PEA: Enhancing LLM Performance on Computational-Reasoning Tasks
Zi Wang, Shiwei Weng, Mohannad Alhanahnah, Somesh Jha, Tom Reps
TL;DR
This work tackles the challenge of formalizing and improving computational reasoning with large language models by introducing the Predicate-Enumeration-Aggregation (PEA) framework, which models problems as quantified predicates over finite domains and delegates solving to synthesized programs. By decomposing problems into predicate evaluation, enumeration of candidate solutions, and aggregation of results, PEA leverages LLMs' coding capabilities to produce executable reasoning generators that, when executed, yield concrete results. Empirical evaluations on SAT variants, the Game of 24, and planning benchmarks demonstrate approximately $50\%$ average accuracy improvements and notable efficiency gains, with perfect performance in several tasks and robust performance across model variants. The approach highlights the practical benefit of translating reasoning into programmable, verifiable steps and suggests strong potential for scaling to more complex or hybrid reasoning tasks through targeted pruning and optimization. This framework enables a principled, reusable pathway for integrating logical reasoning with programmable problem-solving in real-world settings.
Abstract
Large Language Models (LLMs) have exhibited remarkable capabilities across diverse domains, prompting investigations into their potential as generic reasoning engines. While recent studies have explored inference-time computation to enhance model performance on complex problems, current research lacks a formal framework to characterize the complexity of reasoning tasks. This study introduces the Predicate-Enumeration-Aggregation (PEA) framework, a formal approach to describe and solve a class of important reasoning tasks termed computational reasoning problems. The PEA framework decomposes these problems into predicate and enumeration components, using LLMs to synthesize programs based on specified predicates, enumeration, and aggregation rules.
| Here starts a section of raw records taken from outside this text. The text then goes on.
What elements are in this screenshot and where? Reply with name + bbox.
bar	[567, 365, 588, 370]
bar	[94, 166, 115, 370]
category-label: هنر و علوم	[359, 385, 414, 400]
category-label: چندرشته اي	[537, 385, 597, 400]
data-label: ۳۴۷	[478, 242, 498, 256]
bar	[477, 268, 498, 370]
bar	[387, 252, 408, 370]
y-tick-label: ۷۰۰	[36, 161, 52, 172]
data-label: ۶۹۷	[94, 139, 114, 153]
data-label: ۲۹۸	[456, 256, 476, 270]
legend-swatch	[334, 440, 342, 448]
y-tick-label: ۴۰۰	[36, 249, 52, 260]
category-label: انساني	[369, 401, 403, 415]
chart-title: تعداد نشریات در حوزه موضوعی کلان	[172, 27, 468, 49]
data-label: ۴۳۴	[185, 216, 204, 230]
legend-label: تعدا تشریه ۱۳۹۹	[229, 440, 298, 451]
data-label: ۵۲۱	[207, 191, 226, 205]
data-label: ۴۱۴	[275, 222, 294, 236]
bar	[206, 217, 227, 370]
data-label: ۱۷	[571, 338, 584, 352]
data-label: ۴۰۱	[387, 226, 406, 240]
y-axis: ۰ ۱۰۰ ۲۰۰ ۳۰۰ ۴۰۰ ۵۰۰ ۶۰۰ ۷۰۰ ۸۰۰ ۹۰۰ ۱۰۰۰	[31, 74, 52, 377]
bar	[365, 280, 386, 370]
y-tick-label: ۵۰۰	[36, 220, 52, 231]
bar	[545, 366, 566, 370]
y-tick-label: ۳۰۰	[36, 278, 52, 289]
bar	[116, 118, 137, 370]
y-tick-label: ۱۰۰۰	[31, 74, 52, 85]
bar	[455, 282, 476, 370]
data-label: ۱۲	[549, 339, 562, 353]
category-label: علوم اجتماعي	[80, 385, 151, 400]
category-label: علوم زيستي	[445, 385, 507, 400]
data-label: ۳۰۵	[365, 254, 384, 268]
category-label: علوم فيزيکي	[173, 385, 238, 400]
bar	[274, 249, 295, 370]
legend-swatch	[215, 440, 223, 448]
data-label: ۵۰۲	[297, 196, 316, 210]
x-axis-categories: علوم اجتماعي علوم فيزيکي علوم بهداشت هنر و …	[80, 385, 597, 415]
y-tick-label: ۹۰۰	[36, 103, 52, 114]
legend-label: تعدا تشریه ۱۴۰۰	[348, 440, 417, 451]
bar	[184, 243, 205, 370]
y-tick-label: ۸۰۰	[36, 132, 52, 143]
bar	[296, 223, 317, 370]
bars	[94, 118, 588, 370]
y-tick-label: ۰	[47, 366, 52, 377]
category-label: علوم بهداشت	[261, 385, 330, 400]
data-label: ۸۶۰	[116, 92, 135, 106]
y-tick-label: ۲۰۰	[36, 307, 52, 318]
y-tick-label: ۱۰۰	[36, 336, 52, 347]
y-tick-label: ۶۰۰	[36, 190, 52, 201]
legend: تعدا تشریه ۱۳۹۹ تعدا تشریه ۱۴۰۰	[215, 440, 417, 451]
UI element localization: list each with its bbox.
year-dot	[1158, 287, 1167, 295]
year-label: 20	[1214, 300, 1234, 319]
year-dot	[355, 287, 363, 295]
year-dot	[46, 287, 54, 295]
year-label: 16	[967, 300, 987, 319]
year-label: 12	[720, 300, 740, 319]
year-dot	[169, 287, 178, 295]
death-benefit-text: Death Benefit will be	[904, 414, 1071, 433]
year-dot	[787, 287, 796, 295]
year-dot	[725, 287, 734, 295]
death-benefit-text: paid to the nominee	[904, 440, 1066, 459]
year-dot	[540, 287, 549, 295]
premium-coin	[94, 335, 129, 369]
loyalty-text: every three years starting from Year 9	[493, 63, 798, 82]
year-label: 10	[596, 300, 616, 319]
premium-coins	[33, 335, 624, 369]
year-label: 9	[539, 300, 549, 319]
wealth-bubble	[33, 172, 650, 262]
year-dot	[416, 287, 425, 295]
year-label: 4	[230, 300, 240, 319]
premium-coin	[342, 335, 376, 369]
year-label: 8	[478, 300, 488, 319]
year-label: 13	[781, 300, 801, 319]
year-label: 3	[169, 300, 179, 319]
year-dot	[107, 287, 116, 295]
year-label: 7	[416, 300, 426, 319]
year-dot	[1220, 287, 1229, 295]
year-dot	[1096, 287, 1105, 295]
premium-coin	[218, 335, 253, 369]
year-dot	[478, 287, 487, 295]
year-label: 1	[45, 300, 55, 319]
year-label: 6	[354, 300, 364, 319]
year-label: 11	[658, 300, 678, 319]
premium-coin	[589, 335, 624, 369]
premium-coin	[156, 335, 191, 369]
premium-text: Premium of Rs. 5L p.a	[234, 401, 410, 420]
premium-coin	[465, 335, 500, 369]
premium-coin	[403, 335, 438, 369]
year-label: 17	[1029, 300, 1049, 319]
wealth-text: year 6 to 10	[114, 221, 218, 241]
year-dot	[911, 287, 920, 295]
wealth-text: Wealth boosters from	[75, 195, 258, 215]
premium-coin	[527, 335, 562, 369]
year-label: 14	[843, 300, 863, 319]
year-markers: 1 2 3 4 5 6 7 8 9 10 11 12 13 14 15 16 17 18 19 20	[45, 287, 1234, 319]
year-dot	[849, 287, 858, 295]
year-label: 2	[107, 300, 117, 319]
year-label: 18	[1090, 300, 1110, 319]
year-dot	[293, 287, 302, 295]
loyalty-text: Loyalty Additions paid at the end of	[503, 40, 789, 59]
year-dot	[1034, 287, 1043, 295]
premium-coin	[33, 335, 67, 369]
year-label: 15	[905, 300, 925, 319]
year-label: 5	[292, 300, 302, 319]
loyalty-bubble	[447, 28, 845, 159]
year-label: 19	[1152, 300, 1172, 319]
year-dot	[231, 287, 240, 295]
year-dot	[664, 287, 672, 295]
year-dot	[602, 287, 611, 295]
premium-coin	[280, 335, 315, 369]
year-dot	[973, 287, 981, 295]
These synthesized programs are then executed to obtain solutions to the computational tasks. We demonstrate the framework's efficacy on benchmark tasks including Boolean satisfiability problems, game of $24$, and planning problems. Empirical evaluation reveals that PEA substantially enhances the performance of underlying models on benchmark computational problems, yielding an average accuracy improvement of approximately $50\%$, coupled with increased efficiency.